Decorrelation of Neutral Vector Variables: Theory and Applications

• Published in: IEEE transaction on neural networks and learning systems Vol. 29; no. 1; pp. 129 - 143
• Main Authors: Zhanyu Ma, Jing-Hao Xue, Leijon, Arne, Zheng-Hua Tan, Zhen Yang, Jun Guo
• Format: Journal Article
• Language: English
• Published: United States IEEE 01.01.2018; The Institute of Electrical and Electronics Engineers, Inc. (IEEE)

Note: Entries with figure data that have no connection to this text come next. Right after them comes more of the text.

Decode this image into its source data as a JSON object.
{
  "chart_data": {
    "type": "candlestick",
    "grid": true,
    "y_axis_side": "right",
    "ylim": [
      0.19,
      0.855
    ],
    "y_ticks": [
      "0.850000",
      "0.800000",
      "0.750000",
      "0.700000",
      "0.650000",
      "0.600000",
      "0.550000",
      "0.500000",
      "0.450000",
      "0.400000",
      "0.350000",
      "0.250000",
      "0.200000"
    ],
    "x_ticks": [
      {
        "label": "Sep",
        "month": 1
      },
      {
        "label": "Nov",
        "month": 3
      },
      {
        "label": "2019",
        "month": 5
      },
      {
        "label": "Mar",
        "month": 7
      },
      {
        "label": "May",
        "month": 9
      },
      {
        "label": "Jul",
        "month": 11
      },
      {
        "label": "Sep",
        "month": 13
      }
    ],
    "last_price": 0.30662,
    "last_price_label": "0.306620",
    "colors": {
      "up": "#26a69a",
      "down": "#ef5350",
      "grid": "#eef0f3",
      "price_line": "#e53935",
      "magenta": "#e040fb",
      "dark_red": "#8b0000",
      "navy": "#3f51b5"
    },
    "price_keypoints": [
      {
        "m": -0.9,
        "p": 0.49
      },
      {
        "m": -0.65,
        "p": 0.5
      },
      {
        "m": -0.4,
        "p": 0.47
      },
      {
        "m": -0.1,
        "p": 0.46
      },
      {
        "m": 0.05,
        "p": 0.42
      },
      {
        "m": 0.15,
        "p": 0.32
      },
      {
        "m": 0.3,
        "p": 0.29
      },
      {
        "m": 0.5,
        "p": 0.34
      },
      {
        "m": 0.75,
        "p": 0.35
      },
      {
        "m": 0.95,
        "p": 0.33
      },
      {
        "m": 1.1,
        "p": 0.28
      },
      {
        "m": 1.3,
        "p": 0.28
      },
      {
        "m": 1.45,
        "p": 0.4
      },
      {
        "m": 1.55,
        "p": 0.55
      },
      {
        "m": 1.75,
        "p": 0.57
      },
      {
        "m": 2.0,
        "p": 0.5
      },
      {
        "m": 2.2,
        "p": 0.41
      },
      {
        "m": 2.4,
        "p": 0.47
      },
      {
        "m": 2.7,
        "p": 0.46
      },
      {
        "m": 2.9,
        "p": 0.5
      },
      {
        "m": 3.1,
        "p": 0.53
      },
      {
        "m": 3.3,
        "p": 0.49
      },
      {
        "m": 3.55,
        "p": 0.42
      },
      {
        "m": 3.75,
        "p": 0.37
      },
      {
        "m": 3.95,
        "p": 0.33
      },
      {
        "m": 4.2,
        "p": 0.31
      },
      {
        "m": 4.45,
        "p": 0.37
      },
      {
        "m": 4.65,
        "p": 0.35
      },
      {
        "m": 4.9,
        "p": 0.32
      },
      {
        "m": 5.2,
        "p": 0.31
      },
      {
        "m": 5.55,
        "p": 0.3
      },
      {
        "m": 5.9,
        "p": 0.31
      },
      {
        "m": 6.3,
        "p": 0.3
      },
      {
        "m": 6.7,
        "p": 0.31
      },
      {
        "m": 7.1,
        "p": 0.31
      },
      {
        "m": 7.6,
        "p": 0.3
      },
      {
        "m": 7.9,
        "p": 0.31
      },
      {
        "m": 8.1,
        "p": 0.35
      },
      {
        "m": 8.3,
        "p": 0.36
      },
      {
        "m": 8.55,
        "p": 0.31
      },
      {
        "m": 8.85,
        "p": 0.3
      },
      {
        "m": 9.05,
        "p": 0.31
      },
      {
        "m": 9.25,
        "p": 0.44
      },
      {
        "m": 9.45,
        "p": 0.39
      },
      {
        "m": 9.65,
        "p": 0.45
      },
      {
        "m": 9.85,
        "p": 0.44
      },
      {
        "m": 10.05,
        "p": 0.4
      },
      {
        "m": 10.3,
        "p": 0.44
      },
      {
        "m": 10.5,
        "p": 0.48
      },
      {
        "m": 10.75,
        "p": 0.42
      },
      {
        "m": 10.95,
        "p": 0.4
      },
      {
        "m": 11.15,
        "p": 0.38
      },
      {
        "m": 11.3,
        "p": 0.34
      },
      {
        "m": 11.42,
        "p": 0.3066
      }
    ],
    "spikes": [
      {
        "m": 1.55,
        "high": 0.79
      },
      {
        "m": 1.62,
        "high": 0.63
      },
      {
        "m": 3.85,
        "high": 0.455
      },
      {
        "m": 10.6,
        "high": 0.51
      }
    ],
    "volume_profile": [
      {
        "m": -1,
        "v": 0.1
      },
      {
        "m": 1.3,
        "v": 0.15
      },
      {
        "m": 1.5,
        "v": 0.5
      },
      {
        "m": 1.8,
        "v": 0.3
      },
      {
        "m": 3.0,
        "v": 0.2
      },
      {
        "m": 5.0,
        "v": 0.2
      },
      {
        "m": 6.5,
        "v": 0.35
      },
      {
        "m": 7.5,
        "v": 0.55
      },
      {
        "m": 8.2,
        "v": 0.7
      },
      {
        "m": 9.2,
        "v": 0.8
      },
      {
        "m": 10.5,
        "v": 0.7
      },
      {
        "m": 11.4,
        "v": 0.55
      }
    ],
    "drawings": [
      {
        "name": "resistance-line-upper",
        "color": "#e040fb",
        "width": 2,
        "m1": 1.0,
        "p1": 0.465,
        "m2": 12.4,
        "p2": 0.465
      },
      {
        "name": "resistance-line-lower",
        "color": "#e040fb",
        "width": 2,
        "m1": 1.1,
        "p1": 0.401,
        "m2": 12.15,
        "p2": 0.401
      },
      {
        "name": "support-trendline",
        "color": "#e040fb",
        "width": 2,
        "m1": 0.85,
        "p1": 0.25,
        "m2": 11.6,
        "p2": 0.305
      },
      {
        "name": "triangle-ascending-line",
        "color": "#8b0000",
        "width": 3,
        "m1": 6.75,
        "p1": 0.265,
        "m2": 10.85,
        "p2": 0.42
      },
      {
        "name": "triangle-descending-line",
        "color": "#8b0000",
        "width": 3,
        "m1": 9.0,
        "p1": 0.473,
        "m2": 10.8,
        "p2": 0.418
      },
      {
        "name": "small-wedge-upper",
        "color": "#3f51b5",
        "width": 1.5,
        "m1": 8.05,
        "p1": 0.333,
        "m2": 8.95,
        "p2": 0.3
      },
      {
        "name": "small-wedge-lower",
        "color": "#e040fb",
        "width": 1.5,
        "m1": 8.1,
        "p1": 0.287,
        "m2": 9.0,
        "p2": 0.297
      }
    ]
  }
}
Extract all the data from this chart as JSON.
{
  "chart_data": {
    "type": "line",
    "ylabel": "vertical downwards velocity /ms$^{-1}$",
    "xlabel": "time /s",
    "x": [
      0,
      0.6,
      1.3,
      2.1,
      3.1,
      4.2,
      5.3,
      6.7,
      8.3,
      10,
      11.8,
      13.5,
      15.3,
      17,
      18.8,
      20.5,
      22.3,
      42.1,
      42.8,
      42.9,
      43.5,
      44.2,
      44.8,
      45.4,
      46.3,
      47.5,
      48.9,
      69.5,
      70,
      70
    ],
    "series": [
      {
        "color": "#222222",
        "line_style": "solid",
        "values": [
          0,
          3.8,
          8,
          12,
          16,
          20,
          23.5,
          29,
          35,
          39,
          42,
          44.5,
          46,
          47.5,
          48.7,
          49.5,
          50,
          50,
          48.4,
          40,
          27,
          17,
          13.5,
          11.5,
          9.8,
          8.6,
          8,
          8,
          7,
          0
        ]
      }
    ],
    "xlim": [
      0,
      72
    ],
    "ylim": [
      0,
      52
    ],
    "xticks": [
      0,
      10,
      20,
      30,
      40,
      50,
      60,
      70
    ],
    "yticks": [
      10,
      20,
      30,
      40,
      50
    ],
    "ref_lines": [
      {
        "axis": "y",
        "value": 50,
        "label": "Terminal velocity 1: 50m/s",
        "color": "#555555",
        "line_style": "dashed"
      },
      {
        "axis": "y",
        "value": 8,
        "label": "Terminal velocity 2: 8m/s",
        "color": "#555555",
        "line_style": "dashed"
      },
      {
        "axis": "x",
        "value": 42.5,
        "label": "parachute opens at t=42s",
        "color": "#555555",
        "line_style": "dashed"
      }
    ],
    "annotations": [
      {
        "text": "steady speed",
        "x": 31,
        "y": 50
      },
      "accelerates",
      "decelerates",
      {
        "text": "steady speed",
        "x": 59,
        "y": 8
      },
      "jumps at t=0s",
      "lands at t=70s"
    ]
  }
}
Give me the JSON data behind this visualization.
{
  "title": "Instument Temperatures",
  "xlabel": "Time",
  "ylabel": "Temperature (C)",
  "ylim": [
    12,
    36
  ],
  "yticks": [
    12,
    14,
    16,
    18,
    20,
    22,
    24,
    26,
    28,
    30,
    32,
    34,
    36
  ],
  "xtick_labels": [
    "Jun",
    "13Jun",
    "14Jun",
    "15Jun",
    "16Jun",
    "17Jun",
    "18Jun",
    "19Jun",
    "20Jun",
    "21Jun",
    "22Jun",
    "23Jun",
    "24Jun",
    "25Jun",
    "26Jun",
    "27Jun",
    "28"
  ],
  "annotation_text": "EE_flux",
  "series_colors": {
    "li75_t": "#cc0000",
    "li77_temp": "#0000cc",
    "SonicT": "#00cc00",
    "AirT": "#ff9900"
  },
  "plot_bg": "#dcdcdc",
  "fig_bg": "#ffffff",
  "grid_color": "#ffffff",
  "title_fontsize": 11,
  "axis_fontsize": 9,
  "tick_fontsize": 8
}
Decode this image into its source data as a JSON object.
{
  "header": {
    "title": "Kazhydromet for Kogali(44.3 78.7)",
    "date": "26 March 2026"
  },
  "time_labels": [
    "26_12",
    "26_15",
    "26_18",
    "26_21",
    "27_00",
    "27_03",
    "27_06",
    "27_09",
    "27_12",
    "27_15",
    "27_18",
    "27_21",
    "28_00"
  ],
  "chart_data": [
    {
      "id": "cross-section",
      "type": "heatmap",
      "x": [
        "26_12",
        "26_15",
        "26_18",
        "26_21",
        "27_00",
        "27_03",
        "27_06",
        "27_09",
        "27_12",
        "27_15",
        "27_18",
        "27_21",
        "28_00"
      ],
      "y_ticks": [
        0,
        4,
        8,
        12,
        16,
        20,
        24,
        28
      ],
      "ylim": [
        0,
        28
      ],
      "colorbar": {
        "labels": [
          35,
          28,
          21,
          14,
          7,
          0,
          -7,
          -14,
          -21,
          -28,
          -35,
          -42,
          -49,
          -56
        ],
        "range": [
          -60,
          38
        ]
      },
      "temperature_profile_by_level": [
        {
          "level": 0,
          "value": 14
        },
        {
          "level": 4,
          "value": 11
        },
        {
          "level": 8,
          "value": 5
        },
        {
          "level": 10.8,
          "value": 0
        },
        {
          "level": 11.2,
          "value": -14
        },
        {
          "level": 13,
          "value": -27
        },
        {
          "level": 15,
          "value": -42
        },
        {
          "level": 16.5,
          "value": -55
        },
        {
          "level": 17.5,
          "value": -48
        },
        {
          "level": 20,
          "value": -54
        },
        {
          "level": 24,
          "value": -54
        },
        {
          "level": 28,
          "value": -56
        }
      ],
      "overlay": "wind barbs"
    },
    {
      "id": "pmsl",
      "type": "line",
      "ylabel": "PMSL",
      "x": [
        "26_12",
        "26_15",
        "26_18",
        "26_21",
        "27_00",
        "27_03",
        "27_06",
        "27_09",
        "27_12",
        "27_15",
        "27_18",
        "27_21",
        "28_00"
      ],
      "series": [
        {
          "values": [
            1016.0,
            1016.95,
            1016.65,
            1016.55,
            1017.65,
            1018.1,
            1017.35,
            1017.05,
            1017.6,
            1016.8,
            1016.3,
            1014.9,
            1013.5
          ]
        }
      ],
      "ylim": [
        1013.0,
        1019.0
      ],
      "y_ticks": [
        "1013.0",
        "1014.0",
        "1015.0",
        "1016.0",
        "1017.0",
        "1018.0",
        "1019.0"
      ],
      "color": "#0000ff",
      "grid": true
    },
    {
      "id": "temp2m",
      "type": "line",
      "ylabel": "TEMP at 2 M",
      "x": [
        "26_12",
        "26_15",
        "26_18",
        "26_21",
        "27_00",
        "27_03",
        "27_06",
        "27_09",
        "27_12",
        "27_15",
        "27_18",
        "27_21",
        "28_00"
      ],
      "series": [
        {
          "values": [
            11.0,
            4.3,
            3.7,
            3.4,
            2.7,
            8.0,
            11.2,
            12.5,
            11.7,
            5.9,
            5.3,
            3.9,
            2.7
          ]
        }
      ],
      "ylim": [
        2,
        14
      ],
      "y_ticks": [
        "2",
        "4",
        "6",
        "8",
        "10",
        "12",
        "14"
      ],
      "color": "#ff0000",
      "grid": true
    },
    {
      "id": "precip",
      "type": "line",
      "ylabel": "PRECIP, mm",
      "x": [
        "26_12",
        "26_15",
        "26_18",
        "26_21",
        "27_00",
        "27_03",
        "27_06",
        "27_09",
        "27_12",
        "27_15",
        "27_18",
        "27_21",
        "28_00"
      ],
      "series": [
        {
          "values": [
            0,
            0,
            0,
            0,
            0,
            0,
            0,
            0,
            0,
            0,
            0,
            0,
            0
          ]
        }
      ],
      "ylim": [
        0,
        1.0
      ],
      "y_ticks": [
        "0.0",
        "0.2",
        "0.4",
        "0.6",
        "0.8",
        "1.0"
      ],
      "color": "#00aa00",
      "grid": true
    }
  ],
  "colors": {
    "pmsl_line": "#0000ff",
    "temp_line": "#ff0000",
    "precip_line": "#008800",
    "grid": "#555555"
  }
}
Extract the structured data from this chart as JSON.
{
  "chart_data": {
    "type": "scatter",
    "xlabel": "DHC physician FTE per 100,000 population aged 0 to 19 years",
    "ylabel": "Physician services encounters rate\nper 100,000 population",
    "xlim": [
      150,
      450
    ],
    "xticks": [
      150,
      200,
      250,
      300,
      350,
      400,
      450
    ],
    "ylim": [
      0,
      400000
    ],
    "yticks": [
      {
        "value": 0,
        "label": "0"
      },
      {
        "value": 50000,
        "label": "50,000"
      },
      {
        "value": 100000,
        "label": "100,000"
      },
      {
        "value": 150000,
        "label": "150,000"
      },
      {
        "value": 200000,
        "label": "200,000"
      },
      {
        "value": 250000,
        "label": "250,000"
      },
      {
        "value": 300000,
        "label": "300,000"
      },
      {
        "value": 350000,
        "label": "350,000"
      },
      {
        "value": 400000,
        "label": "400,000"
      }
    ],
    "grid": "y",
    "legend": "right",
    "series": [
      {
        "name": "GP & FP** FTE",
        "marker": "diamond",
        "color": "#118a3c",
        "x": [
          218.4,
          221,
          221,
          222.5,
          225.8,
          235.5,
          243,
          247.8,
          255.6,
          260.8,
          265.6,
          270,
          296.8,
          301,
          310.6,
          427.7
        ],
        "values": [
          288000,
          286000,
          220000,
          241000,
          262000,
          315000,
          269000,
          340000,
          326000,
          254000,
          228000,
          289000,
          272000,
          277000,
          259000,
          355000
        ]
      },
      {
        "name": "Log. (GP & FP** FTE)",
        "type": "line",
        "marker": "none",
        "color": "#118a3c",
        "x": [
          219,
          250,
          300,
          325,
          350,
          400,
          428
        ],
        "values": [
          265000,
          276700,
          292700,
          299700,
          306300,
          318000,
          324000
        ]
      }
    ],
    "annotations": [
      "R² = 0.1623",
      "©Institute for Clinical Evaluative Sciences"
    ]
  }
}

• Subjects: Correlation analysis; Covariance matrices; Data processing; Decorrelation; Dirichlet problem; Dirichlet variable; Distributed databases; Genetic transformation; Image color analysis; Independent variables; Kernel; neutral vector; neutrality; non-Gaussian; Pattern recognition; Principal component analysis; Principal components analysis; Variables
• ISSN: 2162-237X; 2162-2388; 2162-2388
• DOI: 10.1109/TNNLS.2016.2616445

In this paper, we propose novel strategies for neutral vector variable decorrelation. Two fundamental invertible transformations, namely, serial nonlinear transformation and parallel nonlinear transformation, are proposed to carry out the decorrelation. For a neutral vector variable, which is not multivariate-Gaussian distributed, the conventional principal component analysis cannot yield mutually independent scalar variables. With the two proposed transformations, a highly negatively correlated neutral vector can be transformed to a set of mutually independent scalar variables with the same degrees of freedom. We also evaluate the decorrelation performances for the vectors generated from a single Dirichlet distribution and a mixture of Dirichlet distributions. The mutual independence is verified with the distance correlation measurement. The advantages of the proposed decorrelation strategies are intensively studied and demonstrated with synthesized data and practical application evaluations.